Кардросс боялся, что его неосторожные слова заставят Нелл более внимательно отнестись к образу жизни брата, но на самом деле это взволновало ее гораздо меньше, чем возможные последствия рассказа, который она выдумала, чтобы оправдать его нападение на ее экипаж. Она, конечно, восприняла его слова с удивлением, но после нескольких минут размышления поняла, что все его преувеличения объясняются ревностью, которую она ясно уловила в его тоне. Это подтверждалось и тем, как он резко сменил тему разговора; а поскольку ей хватало и своих неприятностей, она скоро перестала обо всем этом думать.

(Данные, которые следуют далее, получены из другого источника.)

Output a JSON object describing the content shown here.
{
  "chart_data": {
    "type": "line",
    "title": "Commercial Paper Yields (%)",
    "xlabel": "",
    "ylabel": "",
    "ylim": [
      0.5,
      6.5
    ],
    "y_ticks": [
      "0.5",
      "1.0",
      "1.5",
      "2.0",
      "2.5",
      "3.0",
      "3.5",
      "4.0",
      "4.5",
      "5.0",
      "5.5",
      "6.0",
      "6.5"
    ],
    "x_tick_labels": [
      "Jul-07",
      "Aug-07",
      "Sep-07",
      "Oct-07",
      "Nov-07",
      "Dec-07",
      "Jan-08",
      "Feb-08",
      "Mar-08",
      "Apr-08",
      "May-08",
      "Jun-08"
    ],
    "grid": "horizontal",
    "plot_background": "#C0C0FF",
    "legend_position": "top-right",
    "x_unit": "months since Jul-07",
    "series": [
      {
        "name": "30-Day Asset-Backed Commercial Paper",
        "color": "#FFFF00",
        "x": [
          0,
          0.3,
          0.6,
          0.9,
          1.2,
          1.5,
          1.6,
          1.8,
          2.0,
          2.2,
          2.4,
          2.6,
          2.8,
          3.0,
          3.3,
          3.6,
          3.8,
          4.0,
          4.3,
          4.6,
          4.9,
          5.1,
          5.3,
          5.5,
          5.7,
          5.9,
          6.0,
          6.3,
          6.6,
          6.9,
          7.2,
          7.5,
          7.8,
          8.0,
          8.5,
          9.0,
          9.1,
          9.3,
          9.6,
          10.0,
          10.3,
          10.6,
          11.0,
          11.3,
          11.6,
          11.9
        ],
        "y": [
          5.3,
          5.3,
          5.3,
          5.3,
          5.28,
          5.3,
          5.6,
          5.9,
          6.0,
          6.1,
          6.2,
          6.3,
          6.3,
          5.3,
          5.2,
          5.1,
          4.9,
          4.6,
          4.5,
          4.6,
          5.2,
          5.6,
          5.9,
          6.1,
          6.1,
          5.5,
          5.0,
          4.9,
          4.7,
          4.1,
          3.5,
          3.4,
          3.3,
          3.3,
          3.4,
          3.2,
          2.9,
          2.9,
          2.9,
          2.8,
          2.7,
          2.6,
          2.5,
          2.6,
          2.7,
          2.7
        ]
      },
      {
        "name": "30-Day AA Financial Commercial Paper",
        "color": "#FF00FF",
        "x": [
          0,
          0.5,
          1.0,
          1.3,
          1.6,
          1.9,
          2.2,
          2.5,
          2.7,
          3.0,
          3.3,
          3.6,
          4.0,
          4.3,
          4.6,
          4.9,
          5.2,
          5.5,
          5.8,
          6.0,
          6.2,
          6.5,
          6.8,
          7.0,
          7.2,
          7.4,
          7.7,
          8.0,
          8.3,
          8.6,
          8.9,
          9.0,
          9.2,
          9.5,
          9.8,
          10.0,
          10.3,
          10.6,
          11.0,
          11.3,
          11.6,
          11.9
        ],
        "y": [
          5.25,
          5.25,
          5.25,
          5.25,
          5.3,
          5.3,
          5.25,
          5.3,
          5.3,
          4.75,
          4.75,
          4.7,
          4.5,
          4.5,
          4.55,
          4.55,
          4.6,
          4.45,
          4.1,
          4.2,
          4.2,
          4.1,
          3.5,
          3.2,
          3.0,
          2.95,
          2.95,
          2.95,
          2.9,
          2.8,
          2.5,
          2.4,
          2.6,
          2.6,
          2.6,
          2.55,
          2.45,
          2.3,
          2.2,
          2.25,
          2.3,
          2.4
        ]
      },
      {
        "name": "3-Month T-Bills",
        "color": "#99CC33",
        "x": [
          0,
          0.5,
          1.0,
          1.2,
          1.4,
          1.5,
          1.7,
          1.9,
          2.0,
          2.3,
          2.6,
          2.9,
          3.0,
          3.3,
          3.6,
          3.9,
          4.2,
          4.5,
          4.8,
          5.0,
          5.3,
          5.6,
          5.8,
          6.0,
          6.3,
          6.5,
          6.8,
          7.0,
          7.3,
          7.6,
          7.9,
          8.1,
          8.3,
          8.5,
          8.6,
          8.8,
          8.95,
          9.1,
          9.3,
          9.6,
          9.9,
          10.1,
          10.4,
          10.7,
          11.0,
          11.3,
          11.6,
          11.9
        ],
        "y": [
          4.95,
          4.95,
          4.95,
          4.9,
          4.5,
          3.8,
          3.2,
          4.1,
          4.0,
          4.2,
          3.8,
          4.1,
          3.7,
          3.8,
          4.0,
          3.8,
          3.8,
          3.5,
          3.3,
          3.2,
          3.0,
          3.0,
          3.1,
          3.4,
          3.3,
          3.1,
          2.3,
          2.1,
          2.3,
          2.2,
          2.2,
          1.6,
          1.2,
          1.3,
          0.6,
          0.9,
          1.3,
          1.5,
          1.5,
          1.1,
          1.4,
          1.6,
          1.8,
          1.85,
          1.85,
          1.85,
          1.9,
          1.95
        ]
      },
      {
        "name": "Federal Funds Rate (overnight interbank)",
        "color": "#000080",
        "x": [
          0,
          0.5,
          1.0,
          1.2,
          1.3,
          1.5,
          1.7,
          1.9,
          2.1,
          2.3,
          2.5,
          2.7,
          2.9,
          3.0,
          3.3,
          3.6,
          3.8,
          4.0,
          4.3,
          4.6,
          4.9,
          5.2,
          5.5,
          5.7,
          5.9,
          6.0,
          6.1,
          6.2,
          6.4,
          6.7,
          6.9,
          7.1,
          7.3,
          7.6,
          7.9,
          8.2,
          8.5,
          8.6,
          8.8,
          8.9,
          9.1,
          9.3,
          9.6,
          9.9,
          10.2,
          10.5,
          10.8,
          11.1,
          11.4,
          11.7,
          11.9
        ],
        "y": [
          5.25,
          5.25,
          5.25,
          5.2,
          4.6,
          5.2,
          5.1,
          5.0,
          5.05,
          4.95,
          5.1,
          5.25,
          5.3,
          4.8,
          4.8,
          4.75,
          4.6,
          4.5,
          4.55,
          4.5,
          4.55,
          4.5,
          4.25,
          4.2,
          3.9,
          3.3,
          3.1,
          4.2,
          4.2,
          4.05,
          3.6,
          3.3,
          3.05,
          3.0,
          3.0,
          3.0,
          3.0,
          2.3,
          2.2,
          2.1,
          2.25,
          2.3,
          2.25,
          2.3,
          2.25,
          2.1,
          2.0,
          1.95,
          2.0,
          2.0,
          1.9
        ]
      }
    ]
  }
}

Встреча с супругом привела ее в подавленное состояние; ей было очень трудно вновь обрести присутствие духа, ибо никогда еще Джайлз не обращался с ней с такой холодной сдержанностью и не смотрел на нее таким жестким, вопрошающим взглядом. Она была сама виновата; ведь когда он только вошел в комнату, этого ужасного выражения на его лице не было. Она боялась, что он начнет выяснять причину ее испуга, но он не стал делать этого, то ли из презрения, то ли из равнодушия, и его холодная снисходительность вызвала у нее еще большую тревогу, чем любое проявление гнева. Она почувствовала, что ее держат на расстоянии, и хотя его голос зазвучал добрее, когда он спросил ее, в чем дело, она не ощутила никакого желания открыться ему. По ее мнению, это был наименее подходящий момент для признания. Ее реакция на появление графа и без того вызвала у него подозрения, он был рассержен на нее за то, что она плохо следила за его сестрой, выведен из себя поведением Дайзарта; признание, что жена снова по уши в долгах и изо всех сил старалась обмануть его, подействовало бы на него как спичка, поднесенная к сухому пороху. К тому же она считала, что, узнав причину, по которой Дайзарт напал на нее, он вряд ли станет относиться к ее брату более благосклонно. Наоборот, ведь даже ее возмутила эта выходка, а уж Кардросс должен был осудить ее самым суровым образом. Если все выяснится, Дайзарт наверняка расскажет ему, что получил от нее триста фунтов, и тогда этот узел уже никогда не распутать.
Эта печальная уверенность навела ее на мысль немедленно предупредить Дайзарта. Кардросс недвусмысленно намекнул, что призовет его к ответу, и нельзя, чтобы они рассказали ему разные истории. Она тут же села, чтобы написать ему записку, но несколько раз останавливалась и вытирала застилавшие ей глаза слезы. Как она ни пыталась успокоиться, они навертывались снова и снова, потому что это было так ужасно – устраивать с Дайзартом заговор против Кардросса.